Do you trust all the apps that are downloading on your iPhone?
Experts in the field of cybersecurity has found more than a dozen apps for iPhone, secretly interacting with a server associated with Golduck. This malware at the time caused a lot of problems for Android users. Infecting the popular classic gaming applications, Golduck allows attackers to execute arbitrary commands and send SMS from the victim’s phone. About it reports TechCrunch, citing studies Wandera.
The program Golduck is known for more than a year, since, as was first discovered by specialists of Appthority. It transmitted a classic retro game on Google Play by embedding code that allowed quietly to pass malicious data to the device. At the time, Golduck appeared on the gadgets more than 10 million users, which allowed hackers to launch various viral team. Way to make money, the attackers saw, for example, the ability to send SMS messages from the infected smartphone.
Now researchers say that iPhone apps related to malware, can also be dangerous.
Wandera, a company security enterprises, and found 14 of iOS apps that communicate with the same server control and monitoring, used BY the malware Golduck. Applications detected Wandera also look like an innocent retro games. By themselves they are not malicious programs, but offer hackers access to your iOS device the victim. It is known that these apps have been installed nearly one million times since the release, except for re-downloading or installing on different devices. At the time of writing the news all the apps from the App Store removed.
Researchers at Wandera noted that the apps themselves are not technically compromised. But even if they do not contain malicious code, a backdoor, which they open, carries the risk of third party impacts. If the server Golduck sends malicious data to Android users, iPhone users could be next.
TechCrunch ran the app on iPhone net through a proxy server to see where it goes data. It turned out that the app reported malware information about the application, version, device type and IP address.
How to recognize a potentially unwanted application
Below you will find tips, compiled by experts in Wandera that will help to find in the application to potential security risks.
Tip No. 1: bad reviews, inconsistencies, bad user experience
Suspicious application receives a number of bad reviews for a bad user interface. For example, users dissatisfied with a questionable Block Game, noted these points:
- The pause button does not save the game;
- The background music is “annoying”;
- Button adjustments, partially hidden behind the ads in the main menu does not work;
- The only working button is “play”.
Some developers are guilty of writing fake positive reviews. Even if the app looks the popular, the overall rating should not be the only indicator.
Discrepancies are found even in the title of the app appears in the app icon and on the splash screen of the game. For example, the game, came under suspicion Wandera, the icon was listed as a Block Game. And in the clear app was called Block Puzzle .
Tip # 2: too much is
Potentially dangerous the game constantly displays the embedded ads in the application. In Block Game, for example, to display ads on the device used Google’s advertising network Admob, which allowed the developer to monetize the game. Advertising in these apps run even a pause button.

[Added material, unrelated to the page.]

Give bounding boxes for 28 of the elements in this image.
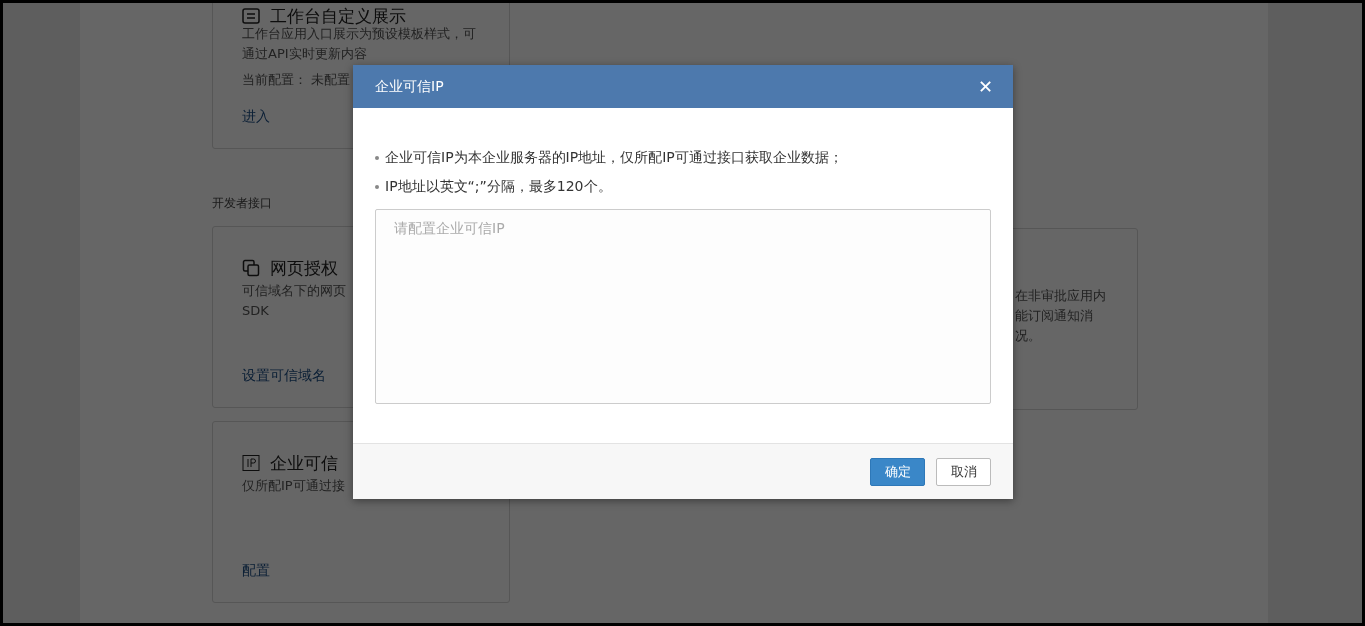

Tip No. 3: dubious developers
Another sign of poor implementation of games focusing solely on monetization and not on user experience or gameplay. Causing the issue app can give a link to the support page, which contains information about a totally different game. Wandera, for example, found that page 14 of retro games pointed to Google sites.
The conclusion, as always in such cases, utterly banal: do not download on your iPhone that you don’t need, and what you can’t trust 100%.
MDlavka — our store for your favorite readers. Technology Apple for the most pleasant prices are waiting for you every day from 10:00 to 21:00. Readers Macdigger.ru discount.